Toutes les avancées vers une trêve permettront à la Russie et aux États-Unis d'accentuer la pression sur les bases de l'EI, à Raqqa et ailleurs, selon le groupe de réflexion stratégique américain Soufan.

«Lorsqu'une carte de cessez-le-feu sera dressée, les zones les plus faciles à définir, et à continuer à viser par des bombardements aériens, seront celles tenues par l'EI», estime Soufan.

L'EI a tenté de se mettre en travers de l'accord de cessez-le-feu avec une série d'attentats dimanche près de Damas, qui ont tué 120 personnes, les plus meurtriers depuis le début de la guerre il y a cinq ans.

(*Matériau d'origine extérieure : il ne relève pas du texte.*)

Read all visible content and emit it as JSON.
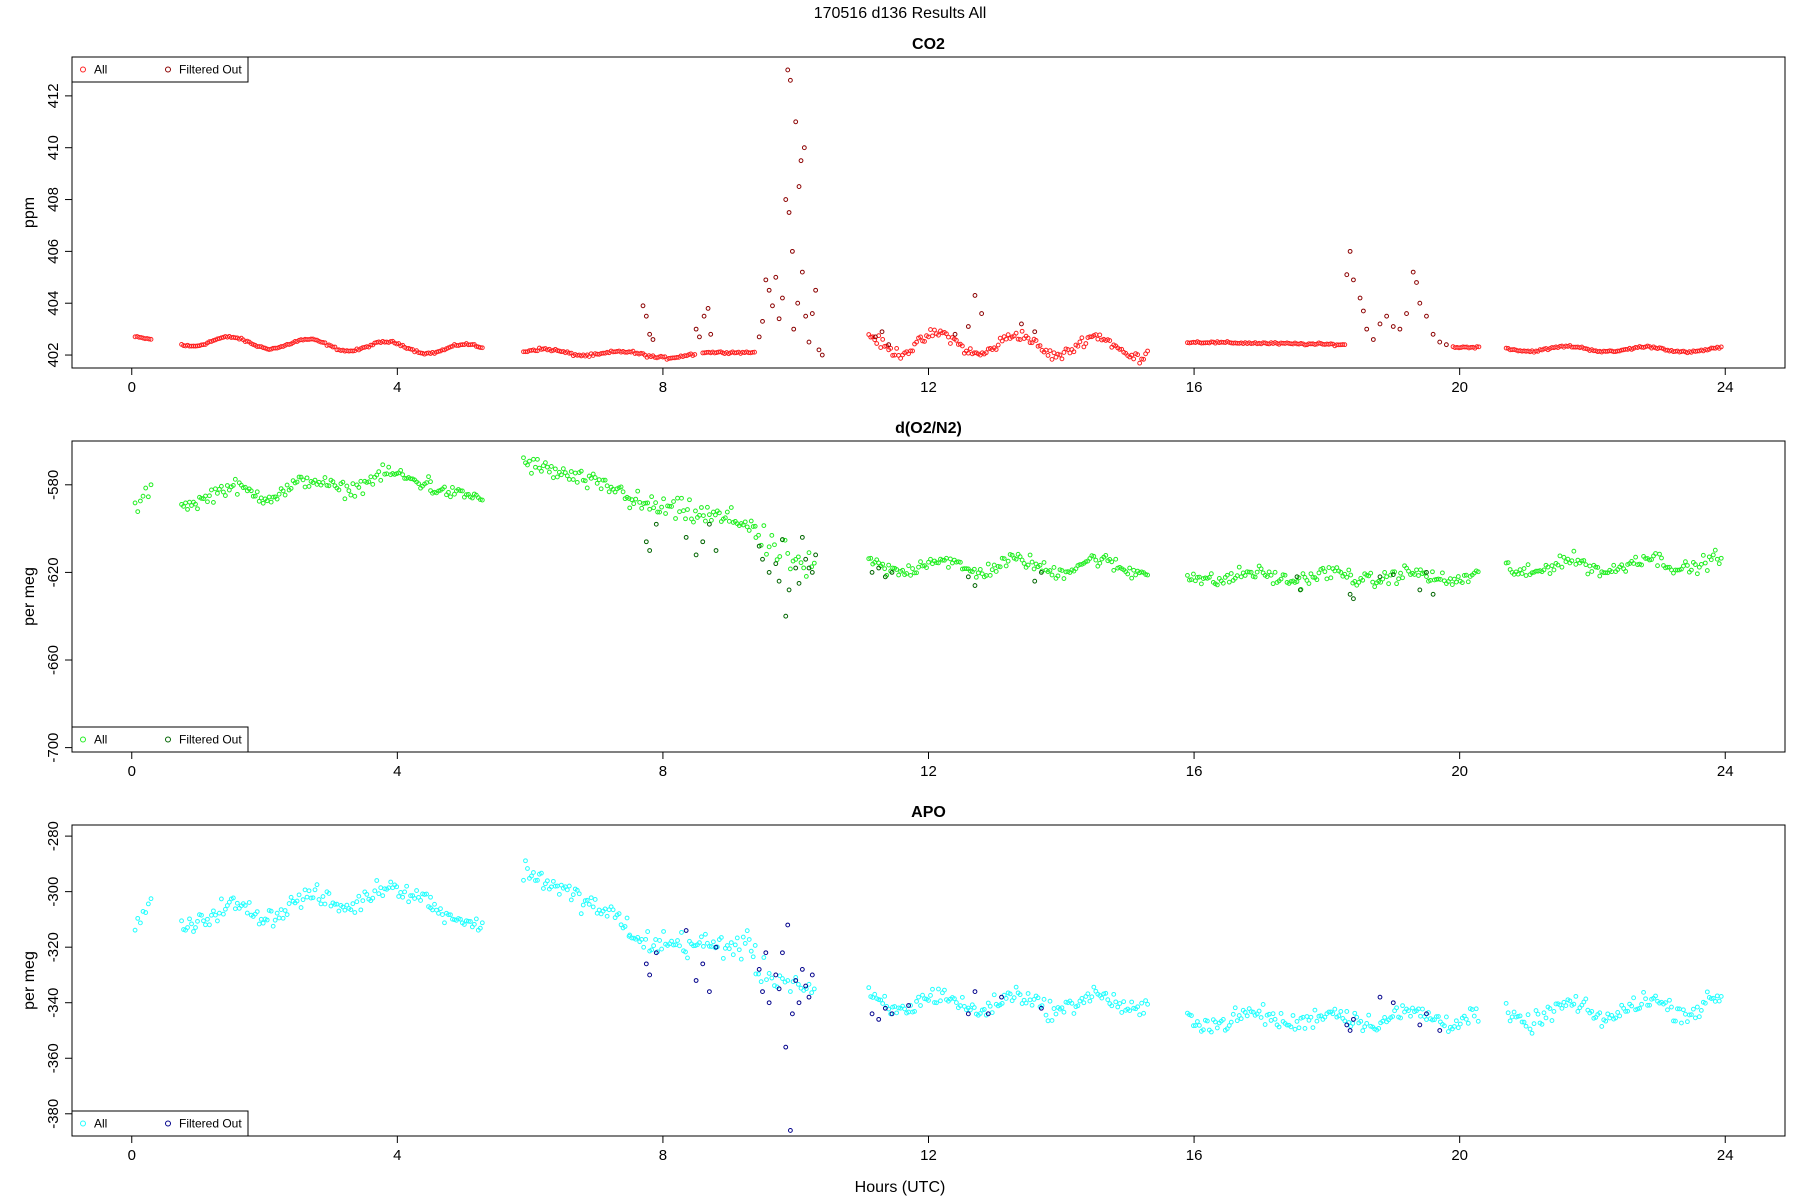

La Turquie va-t-elle cesser de bombarder les Kurdes syriens, ce qui complique encore la donne?

«Probablement pas», estime François Heisbourg. Le président turc Recep Tayyip Erdogan «réagit comme Poutine» et fera ce qu'il jugera être son intérêt, même si son pays est membre de l'OTAN.

«Il n'est pas du tout certain qu'ils obéiront aux Américains et respecterons un cessez-le-feu», approuve M. Badie. «Parce qu'aujourd'hui - et c'est toute la différence avec les années de Guerre froide - les dirigeants des pays alliés n'en font souvent qu'à leur tête.»

Le plan B de Kerry

Le secrétaire d'État américain John Kerry a évoqué mardi un éventuel «plan B» pour la Syrie en cas d'échec du processus diplomatique et politique que les États-Unis et la Russie tentent de faire avancer notamment via le cessez-le-feu prévu en fin de semaine.

Des rumeurs sur un hypothétique «plan B», c'est-à-dire l'accent mis davantage sur l'option militaire internationale pour mettre fin au conflit en Syrie, avaient déjà circulé début février entre des diplomates et dans la presse, à l'occasion d'un énième voyage de John Kerry en Europe.

Mais le secrétaire d'État mise tout depuis trois ans sur la diplomatie pour trouver une porte de sortie à la guerre.

Il est l'artisan avec son homologue russe Sergueï Lavrov d'un plan de paix qui s'est traduit par plusieurs accords internationaux depuis 2012 : à Genève, Vienne, New York et le dernier à Munich le 12 février signé par 17 pays et trois organisations multilatérales du groupe international de soutien à la Syrie (ISSG).

Volet de ce texte : les présidents américain et russe Barack Obama et Vladimir Poutine se sont entendus lundi sur les modalités d'un cessez-le-feu en Syrie à compter de samedi 27 février à 0 h locale.

Les accords internationaux prévoient aussi un processus de transition politique en Syrie, comme des élections et une Constitution dans les prochains mois.

«Quand j'ai rencontré le président Poutine (en décembre à Moscou, NDLR) je lui ai dit très directement que le test n'allait pas se révéler dans six mois ou dans un an et demi quand les élections seront censées se dérouler», a expliqué M. Kerry devant la commission des Affaires étrangères du Sénat américain.

«Nous allons savoir dans un mois ou deux si ce processus de transition est vraiment sérieux. (Le président syrien Bachar al) Assad va lui-même devoir prendre de véritables décisions sur la formation d'un processus de gouvernement de transition», a poursuivi le chef de la diplomatie américaine.

Et «si ce n'est pas le cas, comme vous l'avez lu dans les journaux et probablement entendu, il y a évidemment des options d'un plan B qui sont examinées», a ajouté M. Kerry, sans être plus précis.

Depuis le début de la crise et de la guerre en Syrie en 2011, l'administration Obama a opté pour un soutien financier et militaire à des groupes d'opposition syriens, puis a monté une coalition militaire internationale qui frappe depuis l'été 2014 l'EI. Mais les États-Unis refusent de s'impliquer davantage militairement en Syrie, notamment par l'envoi de troupes au sol, à l'exception de forces spéciales.